Budgets forcing firms to rethink BYOD

Budgets forcing firms to rethink BYOD

Stringent budgets and an inability to limit workers to just one or two types of smartphone or tablet is causing many companies to rethink how they have tackled the bring your own device (BYOD) trend.

A new report from Accenture, which questioned more than 400 IT professionals from around the world, discovered that IT budgets are still constrained at many companies.

Much of this is down to heavy recent investment in mobile technologies, as firms have attempted to keep pace with their competitors.

The authors of the report noted that investment in mobile devices and new working practices is very hit-and-miss, with those that invested a lot in 2011 cutting back in 2012 and conversely those pumping money into mobile in the last 12 months failing to act in the previous year.

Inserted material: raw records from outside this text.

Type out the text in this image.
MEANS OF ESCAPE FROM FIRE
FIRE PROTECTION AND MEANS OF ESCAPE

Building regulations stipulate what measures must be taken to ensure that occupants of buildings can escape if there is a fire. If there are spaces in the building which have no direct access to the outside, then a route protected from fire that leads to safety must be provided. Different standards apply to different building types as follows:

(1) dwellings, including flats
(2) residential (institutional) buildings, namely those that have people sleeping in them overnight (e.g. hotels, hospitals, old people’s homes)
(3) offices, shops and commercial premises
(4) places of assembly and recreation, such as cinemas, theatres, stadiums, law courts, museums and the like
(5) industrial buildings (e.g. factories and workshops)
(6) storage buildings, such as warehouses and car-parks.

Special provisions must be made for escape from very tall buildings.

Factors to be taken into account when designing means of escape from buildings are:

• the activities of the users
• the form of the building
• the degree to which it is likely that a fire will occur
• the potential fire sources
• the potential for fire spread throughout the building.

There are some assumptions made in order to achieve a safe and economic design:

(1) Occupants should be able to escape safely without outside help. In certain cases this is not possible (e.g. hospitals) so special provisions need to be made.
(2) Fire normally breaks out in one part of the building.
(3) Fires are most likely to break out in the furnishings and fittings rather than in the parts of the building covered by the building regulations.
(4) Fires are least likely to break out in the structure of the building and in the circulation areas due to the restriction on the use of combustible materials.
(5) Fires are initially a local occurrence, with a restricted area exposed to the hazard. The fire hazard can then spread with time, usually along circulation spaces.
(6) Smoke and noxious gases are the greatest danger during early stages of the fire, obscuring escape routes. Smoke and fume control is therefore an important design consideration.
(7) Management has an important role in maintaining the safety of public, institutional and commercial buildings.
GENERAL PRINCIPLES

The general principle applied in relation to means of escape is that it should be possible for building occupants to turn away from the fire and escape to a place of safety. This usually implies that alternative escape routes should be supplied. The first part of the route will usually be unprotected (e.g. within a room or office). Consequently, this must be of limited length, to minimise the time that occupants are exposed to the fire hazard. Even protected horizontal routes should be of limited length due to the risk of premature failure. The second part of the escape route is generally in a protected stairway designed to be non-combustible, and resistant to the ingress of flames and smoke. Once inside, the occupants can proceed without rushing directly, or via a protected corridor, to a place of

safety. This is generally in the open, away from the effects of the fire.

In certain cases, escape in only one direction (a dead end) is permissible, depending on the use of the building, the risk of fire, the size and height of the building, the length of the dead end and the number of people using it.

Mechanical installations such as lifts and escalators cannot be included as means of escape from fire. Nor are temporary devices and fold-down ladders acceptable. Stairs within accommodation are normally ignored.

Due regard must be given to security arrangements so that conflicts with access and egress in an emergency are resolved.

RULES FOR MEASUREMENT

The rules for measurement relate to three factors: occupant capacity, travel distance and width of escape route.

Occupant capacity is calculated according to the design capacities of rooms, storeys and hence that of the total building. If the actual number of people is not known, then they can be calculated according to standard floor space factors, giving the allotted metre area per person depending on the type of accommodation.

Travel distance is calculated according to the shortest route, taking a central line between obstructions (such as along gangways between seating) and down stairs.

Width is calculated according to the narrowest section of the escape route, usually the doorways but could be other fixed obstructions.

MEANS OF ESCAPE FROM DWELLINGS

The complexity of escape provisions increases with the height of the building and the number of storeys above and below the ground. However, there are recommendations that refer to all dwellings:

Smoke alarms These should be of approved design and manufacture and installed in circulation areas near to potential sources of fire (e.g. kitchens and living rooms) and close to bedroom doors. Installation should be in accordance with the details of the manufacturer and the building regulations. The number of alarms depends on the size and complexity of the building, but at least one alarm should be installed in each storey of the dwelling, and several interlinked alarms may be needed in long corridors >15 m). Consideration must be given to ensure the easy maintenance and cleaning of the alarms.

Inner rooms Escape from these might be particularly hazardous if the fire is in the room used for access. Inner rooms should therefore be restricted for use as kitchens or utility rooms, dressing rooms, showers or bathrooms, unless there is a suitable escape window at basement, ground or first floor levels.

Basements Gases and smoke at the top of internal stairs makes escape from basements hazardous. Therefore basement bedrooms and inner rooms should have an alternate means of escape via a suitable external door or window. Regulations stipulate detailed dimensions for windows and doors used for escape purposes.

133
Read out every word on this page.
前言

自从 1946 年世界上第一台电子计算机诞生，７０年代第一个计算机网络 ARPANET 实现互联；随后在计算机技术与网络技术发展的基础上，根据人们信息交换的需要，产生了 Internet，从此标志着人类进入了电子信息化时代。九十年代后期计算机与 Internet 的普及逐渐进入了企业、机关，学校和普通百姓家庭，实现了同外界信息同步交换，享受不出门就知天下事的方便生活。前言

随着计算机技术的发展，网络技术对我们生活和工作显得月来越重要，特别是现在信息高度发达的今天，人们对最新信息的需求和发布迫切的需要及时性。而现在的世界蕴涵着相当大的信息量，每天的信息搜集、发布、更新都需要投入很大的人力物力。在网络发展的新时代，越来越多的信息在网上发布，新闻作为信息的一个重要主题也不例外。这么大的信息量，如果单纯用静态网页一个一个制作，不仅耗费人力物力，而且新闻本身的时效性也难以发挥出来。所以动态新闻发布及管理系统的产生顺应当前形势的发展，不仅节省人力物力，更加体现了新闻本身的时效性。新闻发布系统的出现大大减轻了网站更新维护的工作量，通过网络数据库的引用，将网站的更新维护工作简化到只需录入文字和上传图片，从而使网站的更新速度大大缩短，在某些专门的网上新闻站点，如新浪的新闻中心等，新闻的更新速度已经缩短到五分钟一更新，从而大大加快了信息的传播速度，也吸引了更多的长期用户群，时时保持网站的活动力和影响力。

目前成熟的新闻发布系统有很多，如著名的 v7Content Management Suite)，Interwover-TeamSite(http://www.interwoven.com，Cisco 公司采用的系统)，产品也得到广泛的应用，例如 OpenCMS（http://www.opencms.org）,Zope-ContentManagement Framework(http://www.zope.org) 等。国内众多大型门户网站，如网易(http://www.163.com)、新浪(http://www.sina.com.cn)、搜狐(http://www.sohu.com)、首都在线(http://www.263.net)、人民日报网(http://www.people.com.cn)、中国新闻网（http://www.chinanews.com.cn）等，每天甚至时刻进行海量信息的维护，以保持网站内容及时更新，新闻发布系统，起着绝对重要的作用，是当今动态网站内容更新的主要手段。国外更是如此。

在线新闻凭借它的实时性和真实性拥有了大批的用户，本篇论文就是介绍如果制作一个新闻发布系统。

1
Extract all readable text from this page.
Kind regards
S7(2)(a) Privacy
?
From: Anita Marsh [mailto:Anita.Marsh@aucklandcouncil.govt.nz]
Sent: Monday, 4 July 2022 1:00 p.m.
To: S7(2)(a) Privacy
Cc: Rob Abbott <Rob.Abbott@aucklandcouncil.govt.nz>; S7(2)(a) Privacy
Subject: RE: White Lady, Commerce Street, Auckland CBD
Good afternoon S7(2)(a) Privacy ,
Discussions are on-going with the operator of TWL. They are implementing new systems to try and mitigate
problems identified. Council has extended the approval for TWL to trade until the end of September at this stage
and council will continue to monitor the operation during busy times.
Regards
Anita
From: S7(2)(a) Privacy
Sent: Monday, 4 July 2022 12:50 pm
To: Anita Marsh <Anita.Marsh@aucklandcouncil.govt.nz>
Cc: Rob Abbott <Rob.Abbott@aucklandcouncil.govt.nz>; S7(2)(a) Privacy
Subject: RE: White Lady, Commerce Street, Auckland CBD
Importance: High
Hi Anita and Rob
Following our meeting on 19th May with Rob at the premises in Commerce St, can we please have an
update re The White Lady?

One-third of the IT executives surveyed cited mobility as one of their top-two priorities, while 75 per cent put it among their top five, which is a big commitment to the technology.

However, cost and budget concerns were cited by 41 per cent of respondents, with business concentrating their spending on maintenance of existing devices, rather than investing in cutting edge technologies.

The reason for the focus on mobile is the increased productivity the devices provide, as well as the opportunity to enter new revenue streams.

Thirty-six per cent said revenue could be increased by driving customer engagement through the use of mobile, but the compatibility between modern mobile hardware and software, and the legacy back-end systems many users wanted to access is an issue for many firms.

"Even so, the confusion over the best device isn't stopping progress toward a mobile centric IT architecture. Enterprises view tablets almost as important as smartphones, with 85 percent of respondents saying they support smartphones and 78 percent saying they support tablets," the report noted.

That means concerns about letting employees use their own devices may not be as big a worry as previously thought within the industry.